Single roll | 10.512 |

```
ggplot(data = rolls, mapping = aes(x = fct_reorder(type_roll, outcome), y = outcome)) +
geom_boxplot() +
coord_flip() +
labs(
title = "Optimal die rolling strategy",
caption = glue("Based on {scales::comma(n_sim)} simulations"),
x = NULL,
y = "Outcome"
)
```

It turns out the optimal strategy is disadvantage of advantage!

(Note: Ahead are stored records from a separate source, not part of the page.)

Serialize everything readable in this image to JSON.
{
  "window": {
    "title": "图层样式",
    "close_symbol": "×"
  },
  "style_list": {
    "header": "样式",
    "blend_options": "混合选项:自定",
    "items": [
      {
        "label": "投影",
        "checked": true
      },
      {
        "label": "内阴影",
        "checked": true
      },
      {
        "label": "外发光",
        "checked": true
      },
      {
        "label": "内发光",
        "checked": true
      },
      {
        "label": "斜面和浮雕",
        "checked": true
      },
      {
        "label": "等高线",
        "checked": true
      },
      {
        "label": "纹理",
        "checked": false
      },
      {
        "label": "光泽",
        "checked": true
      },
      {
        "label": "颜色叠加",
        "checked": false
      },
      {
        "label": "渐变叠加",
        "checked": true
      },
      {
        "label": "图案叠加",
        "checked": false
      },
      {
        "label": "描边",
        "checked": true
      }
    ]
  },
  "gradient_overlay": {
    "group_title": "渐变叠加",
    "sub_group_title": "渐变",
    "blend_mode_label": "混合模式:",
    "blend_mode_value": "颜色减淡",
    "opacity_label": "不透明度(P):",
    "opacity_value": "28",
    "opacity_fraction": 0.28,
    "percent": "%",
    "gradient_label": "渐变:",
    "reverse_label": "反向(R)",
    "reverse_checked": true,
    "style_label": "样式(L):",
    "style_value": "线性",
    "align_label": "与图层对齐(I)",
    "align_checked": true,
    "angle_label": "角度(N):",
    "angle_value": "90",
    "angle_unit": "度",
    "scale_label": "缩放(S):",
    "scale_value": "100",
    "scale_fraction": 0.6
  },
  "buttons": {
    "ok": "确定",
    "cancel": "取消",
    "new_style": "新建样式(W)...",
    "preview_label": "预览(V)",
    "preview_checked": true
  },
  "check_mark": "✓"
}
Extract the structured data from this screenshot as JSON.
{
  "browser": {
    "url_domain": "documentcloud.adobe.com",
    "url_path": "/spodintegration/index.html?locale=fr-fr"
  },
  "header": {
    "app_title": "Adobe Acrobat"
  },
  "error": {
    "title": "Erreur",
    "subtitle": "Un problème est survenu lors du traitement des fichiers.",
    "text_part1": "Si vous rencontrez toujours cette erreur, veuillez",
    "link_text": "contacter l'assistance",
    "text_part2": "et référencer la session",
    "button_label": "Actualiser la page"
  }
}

As for the extra credit challenge, rather than averaging over all the outcomes I need to check for each possible value for `\(N\)`

whether the roll would have been successful or not.

```
# which is optimal method for needing to roll N or better
n_better <- function(req_out = 10, rolls_df) {
rolls_df %>%
mutate(success = outcome >= req_out)
}
rolls_by_n <- tibble(
n = 1:20
) %>%
mutate(results = map(n, n_better, rolls_df = rolls)) %>%
unnest(cols = c(results)) %>%
group_by(n, type_roll) %>%
summarize(success = mean(success))
```

```
## `summarise()` has grouped output by 'n'. You can override using the `.groups` argument.
```

```
ggplot(
data = rolls_by_n,
mapping = aes(x = n, y = success, color = type_roll)
) +
geom_line() +
scale_y_continuous(labels = scales::percent) +
scale_color_brewer(type = "qual") +
labs(
title = "Optimal die rolling strategy",
subtitle = "Requiring at least N or better roll",
caption = glue("Based on {scales::comma(n_sim)} simulations"),
x = "Required outcome",
y = "Probability of success",
color = NULL
) +
theme(
legend.position = c(.75, .83),
legend.background = element_rect(fill = "white", size = 0)
)
```

Initially, advantage of disadvantage is the preferred strategy until `\(N > 14\)`

, at which point the single roll strategy is optimal.